Droplets of water begin dripping into his cupped hands. Mark waited until he had enough, then brought it to his mouth before it could slip through to the floor. In the meantime, the haze faded away.
After swallowing every bit he could, the Weather Wizard rubbed his face with his wet hands. The cool moisture brought a measure of calm back to him, which in return enabled him to concentrate better on the theories he had about his escape.
“The wand. All the while I had that last piece of electronic garbage on my head, keeping me helpless, there was a familiar feeling. Something that reminded me of th
e way I felt when the wand was used.”
“Go on… Go on,” Clyde whispered abruptly by his ear.
“Whatever they used,” the Weather Wizard muttered, “had to use some of the same technology. At first, it did what they wanted, but somewhere along the way, just like with the wand, it started to focus my power, not nullify it after all.” He ran his fingers through his hair. “Wonder how?”
Clyde now hovered by his other ear. “What does it matter how it worked? Maybe you could see if there’s some way you can make use of it to help me!

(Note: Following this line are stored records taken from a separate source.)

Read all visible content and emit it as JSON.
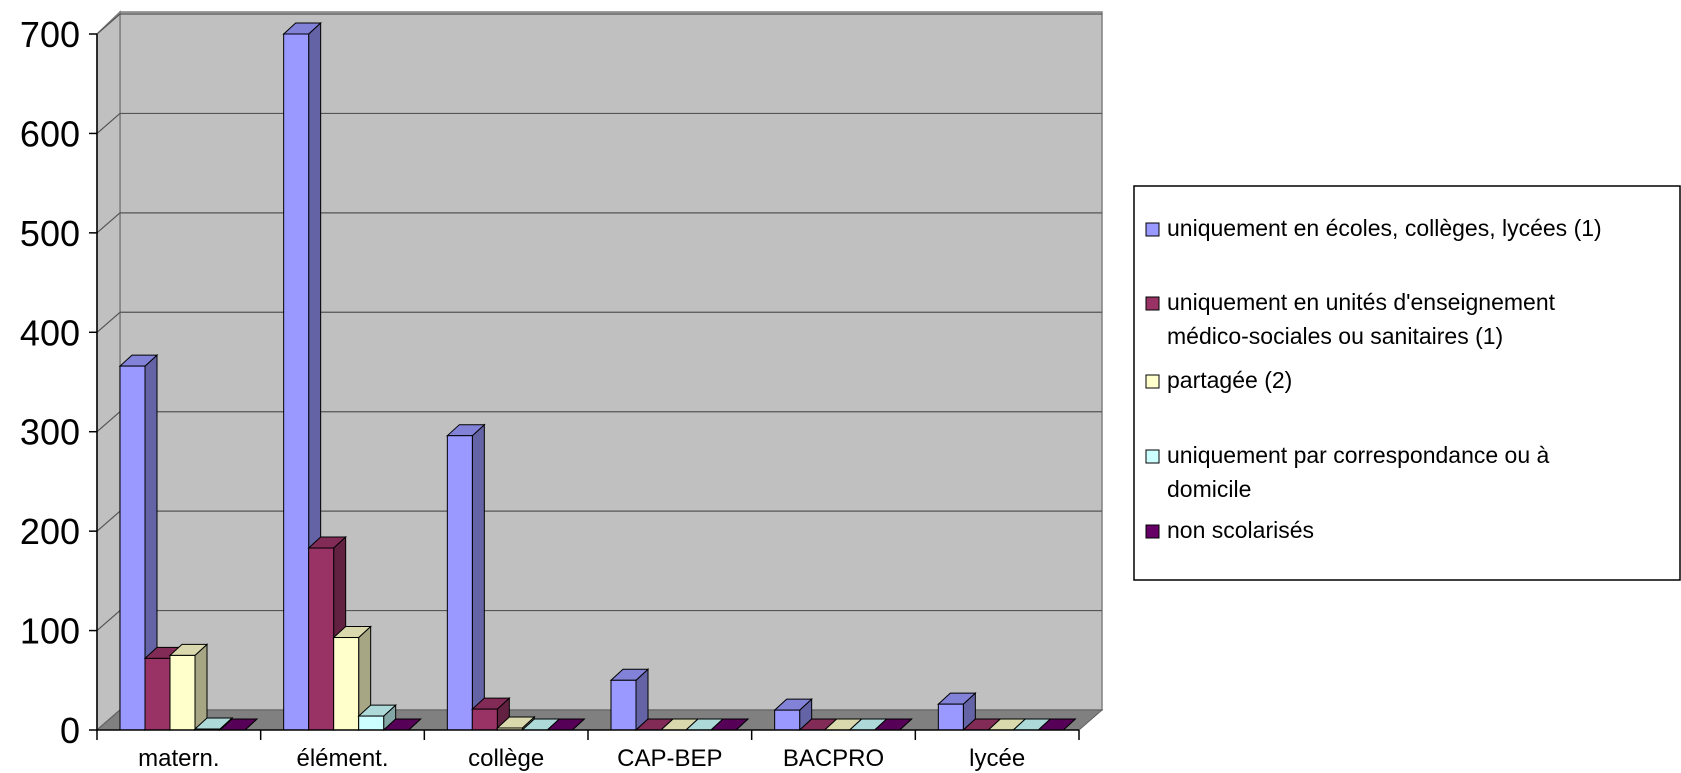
{
  "chart_data": {
    "type": "bar",
    "categories": [
      "matern.",
      "élément.",
      "collège",
      "CAP-BEP",
      "BACPRO",
      "lycée"
    ],
    "y_ticks": [
      "0",
      "100",
      "200",
      "300",
      "400",
      "500",
      "600",
      "700"
    ],
    "ylim": [
      0,
      700
    ],
    "grid": true,
    "legend_position": "right",
    "series": [
      {
        "name": "uniquement en écoles, collèges, lycées (1)",
        "legend_lines": [
          "uniquement en écoles, collèges, lycées (1)"
        ],
        "color": "#9999ff",
        "values": [
          366,
          700,
          296,
          50,
          20,
          26
        ]
      },
      {
        "name": "uniquement en unités d'enseignement médico-sociales ou sanitaires (1)",
        "legend_lines": [
          "uniquement en unités d'enseignement",
          "médico-sociales ou sanitaires (1)"
        ],
        "color": "#993366",
        "values": [
          72,
          183,
          21,
          0,
          0,
          0
        ]
      },
      {
        "name": "partagée (2)",
        "legend_lines": [
          "partagée (2)"
        ],
        "color": "#ffffcc",
        "values": [
          75,
          93,
          2,
          0,
          0,
          0
        ]
      },
      {
        "name": "uniquement par correspondance ou à domicile",
        "legend_lines": [
          "uniquement par correspondance ou à",
          "domicile"
        ],
        "color": "#ccffff",
        "values": [
          1,
          14,
          0,
          0,
          0,
          0
        ]
      },
      {
        "name": "non scolarisés",
        "legend_lines": [
          "non scolarisés"
        ],
        "color": "#660066",
        "values": [
          0,
          0,
          0,
          0,
          0,
          0
        ]
      }
    ]
  }
}
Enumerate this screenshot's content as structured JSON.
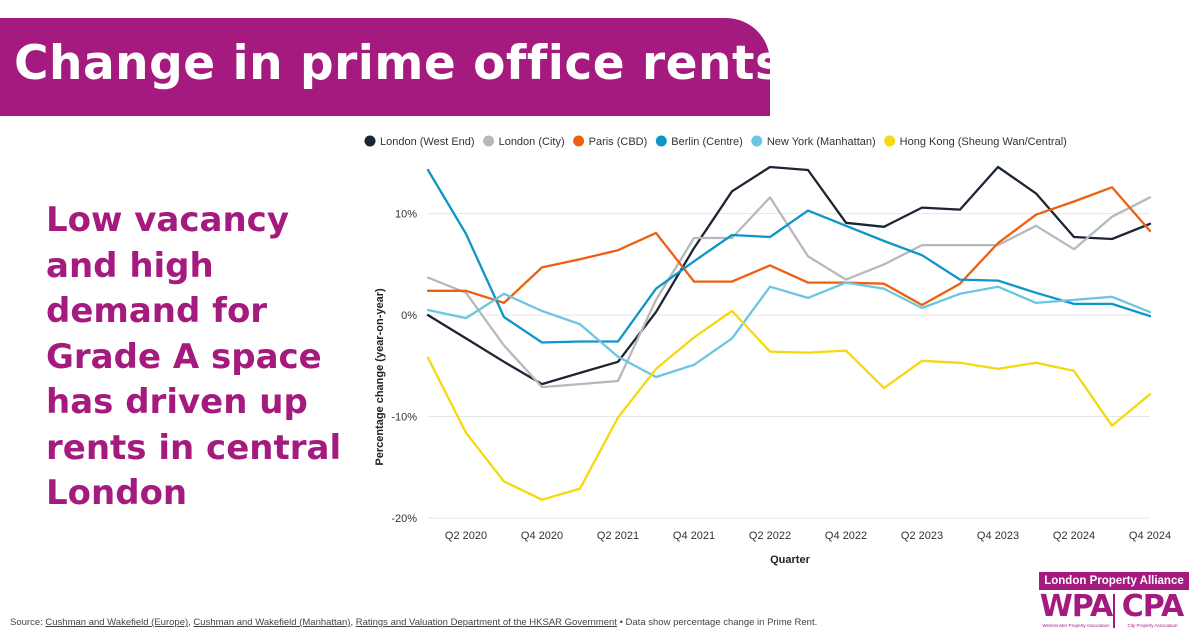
{
  "title": "Change in prime office rents",
  "subtitle": "Low vacancy and high demand for Grade A space has driven up rents in central London",
  "colors": {
    "brand": "#a51a7e"
  },
  "chart_data": {
    "type": "line",
    "xlabel": "Quarter",
    "ylabel": "Percentage change (year-on-year)",
    "ylim": [
      -20,
      14.5
    ],
    "yticks": [
      {
        "value": 10,
        "label": "10%"
      },
      {
        "value": 0,
        "label": "0%"
      },
      {
        "value": -10,
        "label": "-10%"
      },
      {
        "value": -20,
        "label": "-20%"
      }
    ],
    "x": [
      "Q1 2020",
      "Q2 2020",
      "Q3 2020",
      "Q4 2020",
      "Q1 2021",
      "Q2 2021",
      "Q3 2021",
      "Q4 2021",
      "Q1 2022",
      "Q2 2022",
      "Q3 2022",
      "Q4 2022",
      "Q1 2023",
      "Q2 2023",
      "Q3 2023",
      "Q4 2023",
      "Q1 2024",
      "Q2 2024",
      "Q3 2024",
      "Q4 2024"
    ],
    "x_tick_labels": [
      "Q2 2020",
      "Q4 2020",
      "Q2 2021",
      "Q4 2021",
      "Q2 2022",
      "Q4 2022",
      "Q2 2023",
      "Q4 2023",
      "Q2 2024",
      "Q4 2024"
    ],
    "series": [
      {
        "name": "London (West End)",
        "color": "#1c2533",
        "values": [
          0,
          -2.3,
          -4.6,
          -6.8,
          -5.7,
          -4.6,
          0.3,
          6.6,
          12.2,
          14.6,
          14.3,
          9.1,
          8.7,
          10.6,
          10.4,
          14.6,
          12,
          7.7,
          7.5,
          9
        ]
      },
      {
        "name": "London (City)",
        "color": "#b5b9be",
        "values": [
          3.7,
          2.2,
          -3,
          -7.1,
          -6.8,
          -6.5,
          1.5,
          7.6,
          7.6,
          11.6,
          5.8,
          3.5,
          5,
          6.9,
          6.9,
          6.9,
          8.8,
          6.5,
          9.7,
          11.6
        ]
      },
      {
        "name": "Paris (CBD)",
        "color": "#ee6010",
        "values": [
          2.4,
          2.4,
          1.2,
          4.7,
          5.5,
          6.4,
          8.1,
          3.3,
          3.3,
          4.9,
          3.2,
          3.2,
          3.1,
          1,
          3.1,
          7.1,
          9.9,
          11.2,
          12.6,
          8.3
        ]
      },
      {
        "name": "Berlin (Centre)",
        "color": "#0d96c8",
        "values": [
          14.3,
          8,
          -0.2,
          -2.7,
          -2.6,
          -2.6,
          2.6,
          5.3,
          7.9,
          7.7,
          10.3,
          8.8,
          7.3,
          5.9,
          3.5,
          3.4,
          2.2,
          1.1,
          1.1,
          -0.1
        ]
      },
      {
        "name": "New York (Manhattan)",
        "color": "#6cc5e2",
        "values": [
          0.5,
          -0.3,
          2.1,
          0.4,
          -0.9,
          -4.1,
          -6.1,
          -4.9,
          -2.3,
          2.8,
          1.7,
          3.2,
          2.6,
          0.7,
          2.1,
          2.8,
          1.2,
          1.5,
          1.8,
          0.3
        ]
      },
      {
        "name": "Hong Kong (Sheung Wan/Central)",
        "color": "#f5d80e",
        "values": [
          -4.2,
          -11.6,
          -16.4,
          -18.2,
          -17.1,
          -10.1,
          -5.3,
          -2.2,
          0.4,
          -3.6,
          -3.7,
          -3.5,
          -7.2,
          -4.5,
          -4.7,
          -5.3,
          -4.7,
          -5.5,
          -10.9,
          -7.8
        ]
      }
    ]
  },
  "logo": {
    "top": "London Property Alliance",
    "left": "WPA",
    "right": "CPA",
    "left_sub": "Westminster Property Association",
    "right_sub": "City Property Association"
  },
  "footer": {
    "prefix": "Source: ",
    "link1": "Cushman and Wakefield (Europe)",
    "sep1": ", ",
    "link2": "Cushman and Wakefield (Manhattan)",
    "sep2": ", ",
    "link3": "Ratings and Valuation Department of the HKSAR Government",
    "suffix": " • Data show percentage change in Prime Rent."
  }
}
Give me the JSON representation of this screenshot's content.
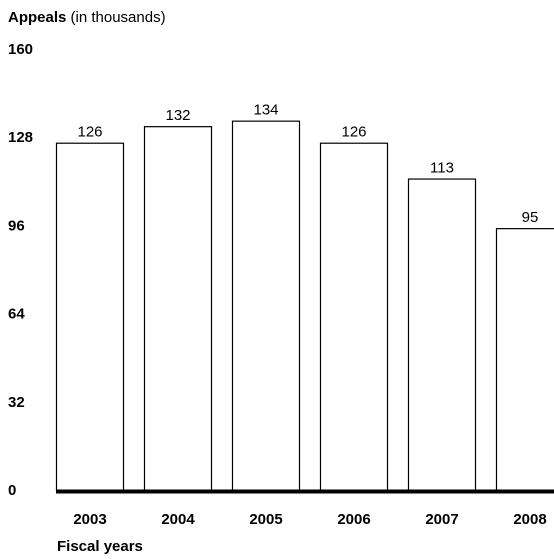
{
  "chart_data": {
    "type": "bar",
    "ylabel_bold": "Appeals",
    "ylabel_rest": " (in thousands)",
    "xlabel": "Fiscal years",
    "categories": [
      "2003",
      "2004",
      "2005",
      "2006",
      "2007",
      "2008"
    ],
    "values": [
      126,
      132,
      134,
      126,
      113,
      95
    ],
    "value_labels": [
      "126",
      "132",
      "134",
      "126",
      "113",
      "95"
    ],
    "ylim": [
      0,
      160
    ],
    "yticks": [
      0,
      32,
      64,
      96,
      128,
      160
    ],
    "ytick_labels": [
      "0",
      "32",
      "64",
      "96",
      "128",
      "160"
    ],
    "grid": false,
    "legend": "none",
    "colors": {
      "bar_fill": "#ffffff",
      "bar_stroke": "#000000",
      "axis": "#000000",
      "text": "#000000"
    }
  }
}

Maybe it’s just what you need.”
“That means heading back to Iron Heights.”
“So? You afraid of a few guards?”
Mark growled at him. “Nothing about Iron Heights scares me. Nothing scares me, Clyde. You know that.”

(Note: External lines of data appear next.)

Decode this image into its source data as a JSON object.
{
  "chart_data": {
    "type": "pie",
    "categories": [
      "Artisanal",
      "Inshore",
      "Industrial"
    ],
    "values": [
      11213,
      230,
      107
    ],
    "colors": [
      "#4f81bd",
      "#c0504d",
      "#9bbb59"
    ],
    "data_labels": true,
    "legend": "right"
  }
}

“Yeah, nothing scares me either, except you failing me.”
Gritting his teeth, Mark summoned a wind to carry him aloft. It brought him through the skylight he had shattered the first night arriving here. He soared up into the storm, the rain bending around him as he moved.
The storm’s fury revived as the Weather Wizard flew over Central City. He noticed none of it, attention fixated on the ever-nearing shape of the penitentiary.
Lights flooded Iron Heights, far more than the Weather Wizard recalled. The reason was a simple one and a credit, as he saw it, to his tremendous abilities. After only a few days since he had escaped the place, the authorities had been forced to take what immediate temporary measures they could to maintain security.
A constant stream of searchlights poured over the damaged wing. Mark paused just out of sight, then stretched one hand toward where his old cell had been.
An onslaught of wind, rain, and hail struck the area. The Weather Wizard considered lightning as well, but decided that might destroy just what he had come to investigate.
Frantic shouts only audible between bouts of thunder made him smile. Mark would have done a lot worse to his former jailers if not for his need to take care. As they ran from the storm, the Weather Wizard descended into the chaos.